Dive Brief:

• MIT researchers are exploring concrete at the atomic level to improve its durability and environmental impact in full-scale use, according to the university.
• How the atoms making up concrete arrange themselves indicates the ways in which the material can be strengthened by additives, such as slag and volcanic ash.
• The researchers are developing a computer model that can be used to gauge the durability of concrete made using other additives, particularly those that are locally sourced, in a way that makes them transferrable to real-world material selection processes.

Dive Insight:

Concrete is ubiquitous in the built environment. As such, many in the industry have long sought to reduce its environmental impact. Portland cement, which is mixed with water, sand and aggregate to form concrete, is of particular focus due to the amount of CO2 released during its production. 
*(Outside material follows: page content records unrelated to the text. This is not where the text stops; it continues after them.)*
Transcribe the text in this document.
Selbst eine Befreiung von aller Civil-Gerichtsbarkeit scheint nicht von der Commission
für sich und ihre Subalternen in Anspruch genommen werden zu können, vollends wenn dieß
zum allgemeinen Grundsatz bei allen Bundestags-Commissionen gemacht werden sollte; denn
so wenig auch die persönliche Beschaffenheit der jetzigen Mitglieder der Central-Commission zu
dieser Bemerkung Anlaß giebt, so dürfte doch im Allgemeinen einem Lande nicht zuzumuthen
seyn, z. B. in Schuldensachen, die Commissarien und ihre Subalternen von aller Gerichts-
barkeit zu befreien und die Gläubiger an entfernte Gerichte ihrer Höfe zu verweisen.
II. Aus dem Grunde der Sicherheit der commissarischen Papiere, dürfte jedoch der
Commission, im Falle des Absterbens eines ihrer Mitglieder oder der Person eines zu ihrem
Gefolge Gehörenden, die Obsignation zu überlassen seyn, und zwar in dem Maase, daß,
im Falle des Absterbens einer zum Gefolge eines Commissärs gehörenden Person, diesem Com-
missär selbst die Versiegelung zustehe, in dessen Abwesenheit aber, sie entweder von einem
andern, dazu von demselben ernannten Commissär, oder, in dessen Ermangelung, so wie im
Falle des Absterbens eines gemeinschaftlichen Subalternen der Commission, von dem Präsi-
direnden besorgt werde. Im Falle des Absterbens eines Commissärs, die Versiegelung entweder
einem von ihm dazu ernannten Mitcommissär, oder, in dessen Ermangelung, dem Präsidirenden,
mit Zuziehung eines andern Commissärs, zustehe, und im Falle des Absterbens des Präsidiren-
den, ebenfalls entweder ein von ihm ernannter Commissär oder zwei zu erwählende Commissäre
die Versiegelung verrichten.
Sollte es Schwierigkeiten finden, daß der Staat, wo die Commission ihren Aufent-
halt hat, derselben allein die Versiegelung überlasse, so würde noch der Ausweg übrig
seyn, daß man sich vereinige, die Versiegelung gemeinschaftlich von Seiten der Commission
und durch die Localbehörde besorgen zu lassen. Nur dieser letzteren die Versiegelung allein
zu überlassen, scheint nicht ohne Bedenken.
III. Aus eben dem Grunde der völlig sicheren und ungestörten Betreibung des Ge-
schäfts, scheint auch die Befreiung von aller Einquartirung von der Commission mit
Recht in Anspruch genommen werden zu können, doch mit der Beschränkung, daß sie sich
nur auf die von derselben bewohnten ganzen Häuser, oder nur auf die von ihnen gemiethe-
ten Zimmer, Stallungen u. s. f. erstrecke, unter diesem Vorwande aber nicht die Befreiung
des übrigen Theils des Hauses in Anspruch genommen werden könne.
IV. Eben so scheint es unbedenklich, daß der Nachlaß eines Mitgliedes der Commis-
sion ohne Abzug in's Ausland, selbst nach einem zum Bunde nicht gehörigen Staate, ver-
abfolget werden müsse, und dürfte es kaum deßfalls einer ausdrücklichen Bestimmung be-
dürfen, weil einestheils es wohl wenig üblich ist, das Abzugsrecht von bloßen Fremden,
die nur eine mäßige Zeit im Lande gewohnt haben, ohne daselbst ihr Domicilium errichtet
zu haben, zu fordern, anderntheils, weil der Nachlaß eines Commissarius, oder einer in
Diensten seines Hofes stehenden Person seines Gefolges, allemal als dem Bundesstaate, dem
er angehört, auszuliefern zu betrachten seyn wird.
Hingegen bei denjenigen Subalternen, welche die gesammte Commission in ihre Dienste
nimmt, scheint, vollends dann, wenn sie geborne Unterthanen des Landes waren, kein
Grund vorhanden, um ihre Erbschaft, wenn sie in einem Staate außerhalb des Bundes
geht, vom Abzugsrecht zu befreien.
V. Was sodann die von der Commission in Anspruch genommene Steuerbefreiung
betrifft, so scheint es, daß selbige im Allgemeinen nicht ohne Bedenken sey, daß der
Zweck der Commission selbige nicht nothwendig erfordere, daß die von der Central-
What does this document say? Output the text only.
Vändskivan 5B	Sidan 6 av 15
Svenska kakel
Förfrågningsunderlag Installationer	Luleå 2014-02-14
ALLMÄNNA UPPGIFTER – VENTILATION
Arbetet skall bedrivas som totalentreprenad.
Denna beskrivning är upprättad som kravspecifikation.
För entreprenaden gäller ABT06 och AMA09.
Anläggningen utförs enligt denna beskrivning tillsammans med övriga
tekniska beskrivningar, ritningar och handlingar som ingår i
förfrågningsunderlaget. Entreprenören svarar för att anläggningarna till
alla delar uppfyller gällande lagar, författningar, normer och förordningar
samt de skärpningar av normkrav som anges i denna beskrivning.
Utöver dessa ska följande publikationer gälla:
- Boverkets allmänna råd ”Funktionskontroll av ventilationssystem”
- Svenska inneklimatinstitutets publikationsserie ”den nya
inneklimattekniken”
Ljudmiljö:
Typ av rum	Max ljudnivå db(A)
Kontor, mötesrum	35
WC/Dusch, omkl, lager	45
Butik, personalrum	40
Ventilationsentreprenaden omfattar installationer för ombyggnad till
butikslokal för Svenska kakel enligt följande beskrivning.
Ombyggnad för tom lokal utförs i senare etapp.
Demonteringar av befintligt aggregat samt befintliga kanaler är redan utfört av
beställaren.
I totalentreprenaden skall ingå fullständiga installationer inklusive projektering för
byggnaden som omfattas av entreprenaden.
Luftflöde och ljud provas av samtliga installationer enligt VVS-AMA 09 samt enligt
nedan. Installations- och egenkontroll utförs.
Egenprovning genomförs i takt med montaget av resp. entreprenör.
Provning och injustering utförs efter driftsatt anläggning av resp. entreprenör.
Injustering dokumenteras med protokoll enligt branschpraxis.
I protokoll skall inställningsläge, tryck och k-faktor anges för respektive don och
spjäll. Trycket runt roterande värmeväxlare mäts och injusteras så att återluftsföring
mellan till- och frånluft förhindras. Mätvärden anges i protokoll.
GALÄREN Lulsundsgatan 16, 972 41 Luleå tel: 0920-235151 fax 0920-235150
In response, some companies have found ways to capture the excess energy created when cement is made and use it to power equipment, Construction Dive reported last year. Others are developing concrete that can offset its own CO2 emissions from production by absorbing greenhouse gasses once in use.

Replacing some of the limestone used in typical cement mixes with supplementary cementitious materials, including fly ash and slag, has also gained traction. Many researchers, too, are looking to the Ancient Romans for the secrete sauce — or rather, additive — that has allowed their concrete structures to stand for centuries.

While new concrete mixes promise to be a greener alternative to existing options, how they'd hold up in the field has yet to be determined and is one factor limiting their use. The MIT researchers’ computer model will offer insight into performance and longevity for concrete mixes using alternative additives.

Meanwhile, other groups are looking to balance concrete’s environmental performance with additional features, such as the ability to resist high heat, thus lengthening its lifecycle. Concrete that can diagnose and close its own cracks, as well as fracture less often, is also being explored. Those self-healing products also call on materials like fly ash and cellulose.